Mit Beschluss vom 12. September 2001 sprach der Einwohnergemeinderat Engelberg P. eine Abgangsentschädigung von zwei Monats-Bruttolöhnen zuzüglich pro rata Anteil am 13. Monatsgehalt von 8,33 % zu. Die Höhe der Entschädigung bemass er nach einer Skala, welche er am 5. September 2001 erlassen hatte. Von der Abgangsentschädigung zog er jedoch die ausserobligatorischen Leistungen der Gemeinde an die Altersvorsorge ab, sodass nach Verrechnung keine Auszahlung einer Abgangsentschädigung mehr resultierte.
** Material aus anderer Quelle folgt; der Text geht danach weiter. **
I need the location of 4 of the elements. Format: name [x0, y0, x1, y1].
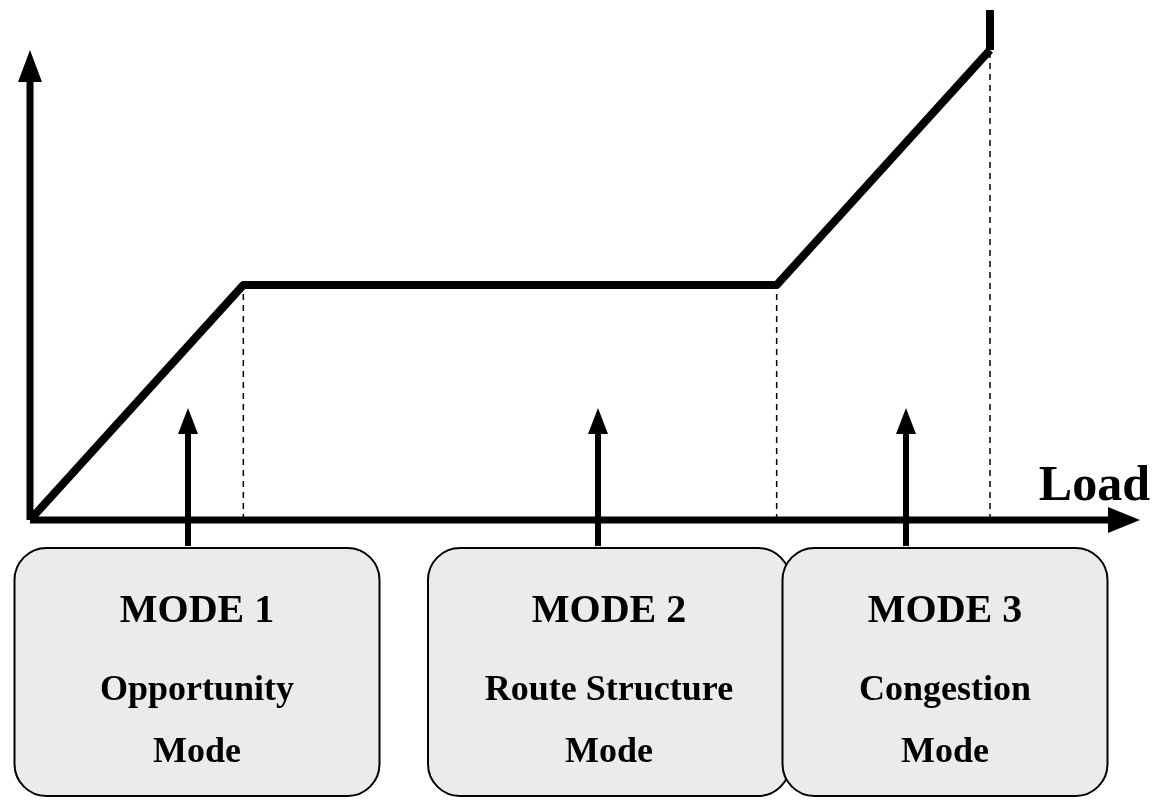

Gegen diesen Beschluss erhob P. am 3. Oktober 2001 Beschwerde beim Regierungsrat mit dem Antrag, die Einwohnergemeinde Engelberg habe ihm eine Entschädigung von sechs Monatslöhnen inklusive Sozialzulagen, d.h. Fr. 61'267.20 brutto, zu bezahlen, unter Kosten- und Entschädigungsfolgen zulasten der Gemeinde.
Mit Beschluss vom 11. Juni 2002 hiess der Regierungsrat die Beschwerde im Sinne der Erwägungen teilweise gut, und er hob den angefochtenen Entscheid auf. Er verpflichtete die Einwohnergemeinde Engelberg, dem Beschwerdeführer eine Abgangsentschädigung von Fr. 11'324.80 zu bezahlen.
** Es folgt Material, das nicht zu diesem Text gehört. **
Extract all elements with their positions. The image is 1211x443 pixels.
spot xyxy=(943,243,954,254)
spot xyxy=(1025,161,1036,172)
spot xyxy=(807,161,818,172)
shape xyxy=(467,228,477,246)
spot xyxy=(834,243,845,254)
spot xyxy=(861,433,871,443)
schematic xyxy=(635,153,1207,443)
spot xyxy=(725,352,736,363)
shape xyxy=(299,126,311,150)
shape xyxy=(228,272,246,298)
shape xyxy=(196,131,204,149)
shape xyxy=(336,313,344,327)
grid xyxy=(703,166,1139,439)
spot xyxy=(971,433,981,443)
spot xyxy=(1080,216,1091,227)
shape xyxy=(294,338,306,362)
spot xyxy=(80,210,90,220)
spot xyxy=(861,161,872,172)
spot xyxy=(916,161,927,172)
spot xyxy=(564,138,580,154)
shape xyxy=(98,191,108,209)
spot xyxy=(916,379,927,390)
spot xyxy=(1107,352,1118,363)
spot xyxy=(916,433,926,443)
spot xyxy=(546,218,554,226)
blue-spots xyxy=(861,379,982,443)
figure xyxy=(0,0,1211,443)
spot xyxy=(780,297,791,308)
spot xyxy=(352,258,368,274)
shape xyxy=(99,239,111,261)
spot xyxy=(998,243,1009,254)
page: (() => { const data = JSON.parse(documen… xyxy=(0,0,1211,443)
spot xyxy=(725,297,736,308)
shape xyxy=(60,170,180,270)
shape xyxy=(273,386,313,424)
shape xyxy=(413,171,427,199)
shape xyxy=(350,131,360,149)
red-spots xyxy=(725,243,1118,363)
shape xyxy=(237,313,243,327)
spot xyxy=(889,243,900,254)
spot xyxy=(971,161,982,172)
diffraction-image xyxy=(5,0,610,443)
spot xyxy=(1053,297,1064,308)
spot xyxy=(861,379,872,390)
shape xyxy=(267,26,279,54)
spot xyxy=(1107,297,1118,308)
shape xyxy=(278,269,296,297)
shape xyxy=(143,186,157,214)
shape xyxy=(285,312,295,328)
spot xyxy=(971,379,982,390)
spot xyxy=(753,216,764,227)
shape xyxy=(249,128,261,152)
Am 8. August 2002 erhob die Einwohnergemeinde Engelberg Beschwerde beim Verwaltungsgericht mit den Anträgen, der Entscheid des Regierungsrates vom 11. Juni 2002 sei aufzuheben und ihr Beschluss vom 12. September 2001 sei zu bestätigen.
Aus den Erwägungen:
Die Vorinstanz ging davon aus, das Gemeinwesen könne vermögensrechtliche Ansprüche aus öffentlich-rechtlichen Dienstverhältnissen auf dem Verfügungsweg entscheiden. Der Beschwerdeführer sei daher für seine Forderung nicht auf den Weg der verwaltungsgerichtlichen Klage zu verweisen. Dementsprechend trat der Regierungsrat auf die Beschwerde gegen den Beschluss des Einwohnergemeinderates Engelberg vom 12. September 2001 ein. Das ist nicht zu beanstanden. Es kann auf die Erwägungen der Vorinstanz verwiesen werden. Die Beschwerde an das Verwaltungsgericht ist gemäss Art. 64 Abs. 1 Bst. a des Gesetzes über die Gerichtsorganisation vom 22. September 1996 (GOG, GDB 134.1) zulässig.
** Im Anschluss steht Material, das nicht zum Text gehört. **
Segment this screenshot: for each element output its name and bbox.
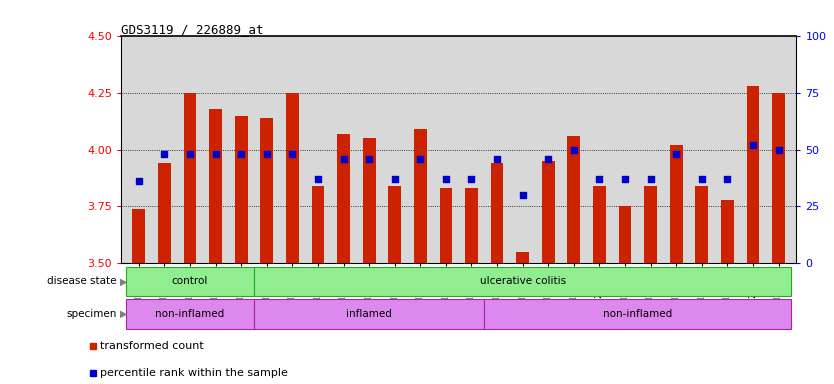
Bar — [260, 118, 274, 263]
Bar — [209, 109, 222, 263]
Text: GDS3119 / 226889_at: GDS3119 / 226889_at — [121, 23, 264, 36]
Text: disease state: disease state — [48, 276, 117, 286]
Bar — [721, 200, 734, 263]
Bar — [485, 299, 791, 329]
Bar — [337, 134, 350, 263]
Bar — [772, 93, 785, 263]
Bar — [746, 86, 760, 263]
Bar — [465, 188, 478, 263]
Bar — [254, 266, 791, 296]
Point — [465, 176, 478, 182]
Bar — [567, 136, 580, 263]
Bar — [286, 93, 299, 263]
Point — [209, 151, 223, 157]
Point — [440, 176, 453, 182]
Bar — [133, 209, 145, 263]
Bar — [696, 186, 708, 263]
Point — [695, 176, 708, 182]
Bar — [516, 252, 529, 263]
Bar — [158, 163, 171, 263]
Bar — [312, 186, 324, 263]
Point — [618, 176, 631, 182]
Bar — [542, 161, 555, 263]
Point — [567, 147, 580, 153]
Point — [644, 176, 657, 182]
Text: ▶: ▶ — [120, 276, 128, 286]
Point — [363, 156, 376, 162]
Point — [183, 151, 197, 157]
Bar — [593, 186, 605, 263]
Text: ▶: ▶ — [120, 309, 128, 319]
Point — [337, 156, 350, 162]
Text: percentile rank within the sample: percentile rank within the sample — [100, 368, 288, 379]
Bar — [126, 299, 254, 329]
Bar — [235, 116, 248, 263]
Point — [721, 176, 734, 182]
Text: transformed count: transformed count — [100, 341, 203, 351]
Text: inflamed: inflamed — [346, 309, 392, 319]
Point — [516, 192, 530, 198]
Point — [772, 147, 786, 153]
Bar — [254, 299, 485, 329]
Point — [541, 156, 555, 162]
Text: control: control — [172, 276, 208, 286]
Bar — [670, 145, 682, 263]
Point — [286, 151, 299, 157]
Point — [414, 156, 427, 162]
Text: ulcerative colitis: ulcerative colitis — [480, 276, 565, 286]
Bar — [126, 266, 254, 296]
Bar — [490, 163, 504, 263]
Bar — [644, 186, 657, 263]
Point — [670, 151, 683, 157]
Point — [234, 151, 248, 157]
Point — [746, 142, 760, 148]
Bar — [414, 129, 427, 263]
Point — [158, 151, 171, 157]
Point — [593, 176, 606, 182]
Bar — [389, 186, 401, 263]
Point — [311, 176, 324, 182]
Text: non-inflamed: non-inflamed — [155, 309, 224, 319]
Point — [132, 179, 145, 185]
Bar — [440, 188, 452, 263]
Point — [490, 156, 504, 162]
Text: specimen: specimen — [67, 309, 117, 319]
Point — [260, 151, 274, 157]
Text: non-inflamed: non-inflamed — [603, 309, 672, 319]
Bar — [363, 139, 375, 263]
Bar — [183, 93, 197, 263]
Point — [388, 176, 401, 182]
Bar — [619, 207, 631, 263]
a) Zu prüfen ist, ob die Beschwerdeführerin zur Verwaltungsgerichtsbeschwerde legitimiert ist. Während die Beschwerdelegitimation nach Art. 65 Bst. b GOG nach konstanter Praxis des Verwaltungsgerichts gegeben ist, wenn eine Gemeinde behauptet, in ihrer Autonomie verletzt zu sein, kann ein Gemeinwesen in bestimmten Fällen auch nach den allgemeinen Legitimationsvoraussetzungen gemäss Art. 65 Bst. a GOG beschwerdebefugt sein. Weil im Rahmen einer Autonomiebeschwerde nur abgeklärt wird, ob die Gemeinde in ihrer Autonomie verletzt wurde, ist vorab zu prüfen, ob die Beschwerdeführerin im Sinne von Art. 65 Bst. a GOG "durch die angefochtene Verfügung berührt ist und ein schutzwürdiges Interesse an deren Aufhebung oder Änderung hat". Ein solches Rechtsschutzinteresse wird nach der Praxis des Verwaltungsgerichts bejaht, wenn die Gemeinde gleich oder ähnlich wie ein Privater betroffen ist, oder wenn sie in ihren hoheitlichen Befugnissen berührt ist und ein schutzwürdiges Interesse an der Aufhebung oder Änderung des angefochtenen Entscheides hat. Gleich oder ähnlich wie ein Privater ist die Gemeinde namentlich dann betroffen, wenn sie direkt finanziell belastet wird, sofern diese Belastung nicht lediglich reflexartig aus der Wahrnehmung einer ihr obliegenden Aufgabe entsteht, bei welcher ihr überdies kein föderalistisch motivierter Entscheidungsspielraum zusteht (vgl. zum Ganzen ausführlich VVGE 2001/02 Nr. 25 Erw. 1).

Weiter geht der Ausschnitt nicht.